Love to see all the same people complain about how the team signed a contract so they need to honor it.
Preach
The whole contract system in the NFL is just a complete nightmare…for both the players and owners. You’ve got holdouts in the middle of contracts and trade demands from the players, while the teams can cut players a year after signing them to multi-year contracts, re-structure contracts, turn salaries into signing bonuses, franchise tags, transitional tags, etc. What a freakin joke! Who came up with this crap, anyways?
To answer your question the owners and NFLPA agreed to this when they hammered out a CBA. Both sides have to make concessions and tradeoffs. It’s not a perfect system but if you have a better one I’m sure Goodell would love to hear about it.
seems like the perfect colts stop gap. they need a solid guy who doesn’t break the bank.
Or they will move Ezra Cleveland from the RG (out of) position he played in 2020 over to his natural position of LT. Vikings can then fill the RG position off their current roster, free agency or (most likely) the upcoming draft.

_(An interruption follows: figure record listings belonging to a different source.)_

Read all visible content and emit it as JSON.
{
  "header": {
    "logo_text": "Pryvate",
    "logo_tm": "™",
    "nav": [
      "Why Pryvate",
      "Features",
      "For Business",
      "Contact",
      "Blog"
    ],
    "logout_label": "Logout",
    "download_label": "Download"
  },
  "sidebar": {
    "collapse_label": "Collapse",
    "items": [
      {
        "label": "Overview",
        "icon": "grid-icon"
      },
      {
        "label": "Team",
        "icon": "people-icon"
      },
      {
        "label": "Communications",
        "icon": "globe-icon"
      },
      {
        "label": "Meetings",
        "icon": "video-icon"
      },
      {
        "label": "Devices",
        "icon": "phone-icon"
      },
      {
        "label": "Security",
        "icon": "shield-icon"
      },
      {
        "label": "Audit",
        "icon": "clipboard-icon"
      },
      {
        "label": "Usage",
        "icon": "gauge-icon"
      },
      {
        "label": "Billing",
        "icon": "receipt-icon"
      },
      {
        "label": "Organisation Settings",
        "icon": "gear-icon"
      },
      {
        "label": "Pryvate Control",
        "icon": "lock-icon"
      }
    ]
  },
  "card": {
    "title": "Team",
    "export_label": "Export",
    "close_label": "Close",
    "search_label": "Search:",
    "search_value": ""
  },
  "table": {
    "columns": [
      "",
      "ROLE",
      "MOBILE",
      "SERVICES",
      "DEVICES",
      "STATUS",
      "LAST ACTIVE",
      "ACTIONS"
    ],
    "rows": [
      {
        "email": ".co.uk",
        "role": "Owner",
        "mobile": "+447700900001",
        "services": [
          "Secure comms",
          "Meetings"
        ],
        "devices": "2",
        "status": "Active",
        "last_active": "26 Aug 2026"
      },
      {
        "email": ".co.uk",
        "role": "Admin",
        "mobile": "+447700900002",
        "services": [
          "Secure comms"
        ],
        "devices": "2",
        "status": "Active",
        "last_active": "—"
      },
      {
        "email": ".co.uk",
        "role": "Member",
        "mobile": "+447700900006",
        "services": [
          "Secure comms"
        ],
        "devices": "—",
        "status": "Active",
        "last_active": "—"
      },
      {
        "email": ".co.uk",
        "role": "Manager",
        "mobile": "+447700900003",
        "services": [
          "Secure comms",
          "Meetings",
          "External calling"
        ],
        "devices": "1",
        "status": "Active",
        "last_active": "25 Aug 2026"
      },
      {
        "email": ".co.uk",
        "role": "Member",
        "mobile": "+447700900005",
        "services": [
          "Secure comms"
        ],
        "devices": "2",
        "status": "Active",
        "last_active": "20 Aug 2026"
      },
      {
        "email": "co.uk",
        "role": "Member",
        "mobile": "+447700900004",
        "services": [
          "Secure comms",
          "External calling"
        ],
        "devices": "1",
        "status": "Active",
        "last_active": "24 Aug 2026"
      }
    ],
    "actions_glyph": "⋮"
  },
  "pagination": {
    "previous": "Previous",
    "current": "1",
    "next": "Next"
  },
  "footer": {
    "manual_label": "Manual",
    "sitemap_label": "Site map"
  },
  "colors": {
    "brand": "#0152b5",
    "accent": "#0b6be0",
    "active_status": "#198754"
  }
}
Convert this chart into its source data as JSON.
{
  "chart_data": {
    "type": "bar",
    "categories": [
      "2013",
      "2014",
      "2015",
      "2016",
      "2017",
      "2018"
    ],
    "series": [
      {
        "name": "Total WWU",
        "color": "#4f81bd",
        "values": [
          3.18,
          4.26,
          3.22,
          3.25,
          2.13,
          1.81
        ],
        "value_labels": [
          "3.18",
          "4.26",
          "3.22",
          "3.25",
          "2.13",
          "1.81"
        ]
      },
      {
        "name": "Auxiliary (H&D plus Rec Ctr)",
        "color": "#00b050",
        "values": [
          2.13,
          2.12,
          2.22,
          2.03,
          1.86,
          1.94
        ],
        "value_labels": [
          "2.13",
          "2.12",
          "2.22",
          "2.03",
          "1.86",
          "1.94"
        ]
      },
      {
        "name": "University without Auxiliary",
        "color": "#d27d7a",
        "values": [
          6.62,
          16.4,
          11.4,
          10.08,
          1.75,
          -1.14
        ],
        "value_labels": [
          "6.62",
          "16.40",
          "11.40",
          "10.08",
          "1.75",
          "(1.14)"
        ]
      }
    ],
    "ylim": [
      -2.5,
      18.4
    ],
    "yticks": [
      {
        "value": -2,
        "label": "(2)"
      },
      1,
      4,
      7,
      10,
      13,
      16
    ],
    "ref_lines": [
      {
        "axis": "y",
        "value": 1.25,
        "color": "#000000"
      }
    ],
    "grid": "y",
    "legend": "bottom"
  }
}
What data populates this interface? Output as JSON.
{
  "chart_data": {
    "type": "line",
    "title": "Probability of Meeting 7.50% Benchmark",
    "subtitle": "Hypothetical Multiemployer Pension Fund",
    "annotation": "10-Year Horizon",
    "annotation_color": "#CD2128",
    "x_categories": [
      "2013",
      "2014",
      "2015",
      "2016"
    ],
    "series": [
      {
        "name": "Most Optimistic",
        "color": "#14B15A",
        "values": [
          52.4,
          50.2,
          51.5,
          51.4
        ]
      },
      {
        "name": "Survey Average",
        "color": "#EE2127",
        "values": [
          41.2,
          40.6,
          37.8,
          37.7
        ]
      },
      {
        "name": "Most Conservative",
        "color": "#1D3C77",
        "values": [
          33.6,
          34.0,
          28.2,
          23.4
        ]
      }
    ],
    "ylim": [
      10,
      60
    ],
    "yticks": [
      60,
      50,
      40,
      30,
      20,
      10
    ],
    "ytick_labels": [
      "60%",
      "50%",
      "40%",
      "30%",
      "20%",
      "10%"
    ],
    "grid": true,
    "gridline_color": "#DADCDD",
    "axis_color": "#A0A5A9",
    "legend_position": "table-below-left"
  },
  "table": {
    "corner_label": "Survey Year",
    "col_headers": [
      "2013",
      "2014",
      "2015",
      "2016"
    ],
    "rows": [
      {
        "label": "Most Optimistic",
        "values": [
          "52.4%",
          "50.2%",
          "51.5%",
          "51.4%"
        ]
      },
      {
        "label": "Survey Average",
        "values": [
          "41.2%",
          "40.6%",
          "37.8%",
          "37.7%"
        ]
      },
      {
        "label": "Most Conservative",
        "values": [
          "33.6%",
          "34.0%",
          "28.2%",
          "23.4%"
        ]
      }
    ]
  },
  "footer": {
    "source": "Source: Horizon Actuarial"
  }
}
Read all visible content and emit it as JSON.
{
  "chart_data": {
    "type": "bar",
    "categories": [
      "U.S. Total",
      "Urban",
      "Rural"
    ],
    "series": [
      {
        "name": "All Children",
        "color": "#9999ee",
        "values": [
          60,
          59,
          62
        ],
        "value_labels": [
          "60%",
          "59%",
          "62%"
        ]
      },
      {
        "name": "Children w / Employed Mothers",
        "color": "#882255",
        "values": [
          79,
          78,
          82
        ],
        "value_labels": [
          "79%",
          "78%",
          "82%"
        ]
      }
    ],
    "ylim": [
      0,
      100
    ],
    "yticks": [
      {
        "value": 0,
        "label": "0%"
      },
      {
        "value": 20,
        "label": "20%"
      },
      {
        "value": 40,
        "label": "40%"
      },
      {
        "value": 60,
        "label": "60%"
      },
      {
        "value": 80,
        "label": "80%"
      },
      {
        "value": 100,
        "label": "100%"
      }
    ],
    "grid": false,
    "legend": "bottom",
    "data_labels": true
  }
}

It’s actually been reported that the Vikes were looking for an extension from Reiff this year, not a pay cut, but when he saw Moton and Robinson get franchised for $14 million, he decided to test the market. If the Niners and Trent Williams can reach a deal, and with Eric Fisher recovering from a torn Achilles, Reiff moves up to being the second best free agent LT after Alejandro Villanueva, so he should do okay.
I’d love to see a Reiff/Remmers reunion in KC.